Da wir als Freiwillige in der Flüchtlingsarbeit vorgestellt wurden lud uns die Italienerin Mariella ein sie am nächsten Dienstag bei einem anderen Dienst zu begleiten, den sie ehrenamtlich tut.
Dienstagmorgens holte uns Mariella ab und wir besuchten „vo.cri“ (Assocciazone di Volontario Christiano ONLUS), in dem 90 Freiwillige jede Woche von montags bis samstags arbeiten. Gegründet wurde dies am 29. Januar 1993 von Concetta. Diese alte Frau ist auch heute noch mit Stock im Laden und hilft mit. Aber es sind alle Altersklassen von Helfern vertreten, die pro Tag ca. 50 Familien und insgesamt ca. 300 Familien betreuen. Vor der Öffnung morgens wird bei 20 Bäckern um Backwaren gebeten, welche dann später ab 9.00 Uhr an die Hilfsbedürftigen verteilt werden. Daneben werden Kleider ausgegeben. Das Kleiderlager ist übervoll. Im Obergeschoss sind Räume für eine Hausaufgabenhilfe, in die 30 Kinder von dreizehn Nachhilfelehrern betreut werden. Salvatore führte uns durch das Zentrum, dessen Räume vom Bischof kostenlos zur Verfügung gestellt werden. Vo.cri erhält kein Geld vom Staat und finanziert sich nur aus Spenden. Gemäß dem Aufruf des Papstes wurde in diesem Haus einer fünfköpfigen Familie aus Tunesien eine Wohnung gegeben. Mich berührte besonders das Motto der Gruppe „amare … servendo“ (durch dienen lieben). Auch wenn ich fast alles nur auf italienisch erklärt bekomme und vieles erraten muss, meine ich alles verstanden zu haben, es ist dieser klar spürbare Geist.
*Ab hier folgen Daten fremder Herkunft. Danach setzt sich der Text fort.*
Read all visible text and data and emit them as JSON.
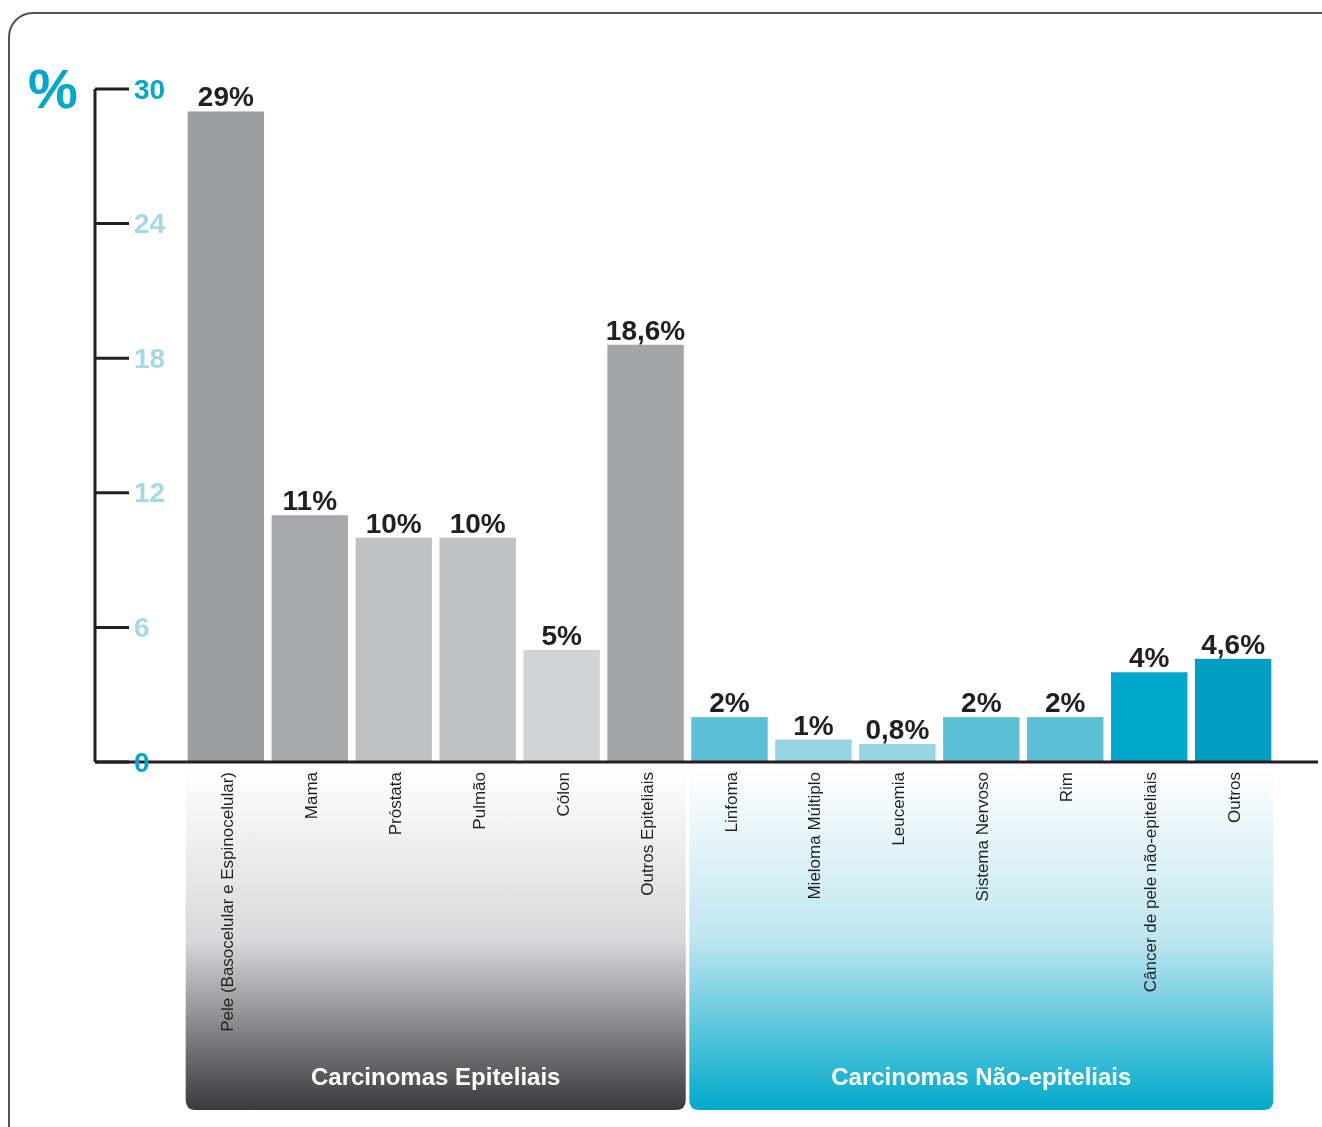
{
  "chart_data": {
    "type": "bar",
    "ylabel": "%",
    "categories": [
      "Pele (Basocelular e Espinocelular)",
      "Mama",
      "Próstata",
      "Pulmão",
      "Cólon",
      "Outros Epiteliais",
      "Linfoma",
      "Mieloma Múltiplo",
      "Leucemia",
      "Sistema Nervoso",
      "Rim",
      "Câncer de pele não-epiteliais",
      "Outros"
    ],
    "values": [
      29,
      11,
      10,
      10,
      5,
      18.6,
      2,
      1,
      0.8,
      2,
      2,
      4,
      4.6
    ],
    "colors": [
      "#9d9ea0",
      "#a7a9ac",
      "#c0c1c3",
      "#c0c1c3",
      "#d2d3d5",
      "#a2a4a7",
      "#5bbfd6",
      "#96d3e3",
      "#96d3e3",
      "#5bbfd6",
      "#5bbfd6",
      "#00a9cc",
      "#009fc2"
    ],
    "value_labels": [
      "29%",
      "11%",
      "10%",
      "10%",
      "5%",
      "18,6%",
      "2%",
      "1%",
      "0,8%",
      "2%",
      "2%",
      "4%",
      "4,6%"
    ],
    "ylim": [
      0,
      30
    ],
    "yticks": [
      0,
      6,
      12,
      18,
      24,
      30
    ],
    "annotations": [
      "Carcinomas Epiteliais",
      "Carcinomas Não-epiteliais"
    ]
  }
}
Sizilien hat seit 1998 sehr viele Flüchtlinge und die Menschen sind immer noch gastfreundlich und engagieren sich. Ich wünsche mir diesen Geist auch in meiner Heimat für die Zukunft.
Heimfahrt von Siracusa
Auf der Heimfahrt von Siracusa erlebten wir einen wunderschönen Sonnenuntergang. Obwohl die Landschaft manchmal recht karg ist, wachsen hier noch viele Pflanzen üppig . Über die vielen Farben können wir nur staunen. Es gibt so viele Farben und weniger Farben wäre sicher trister.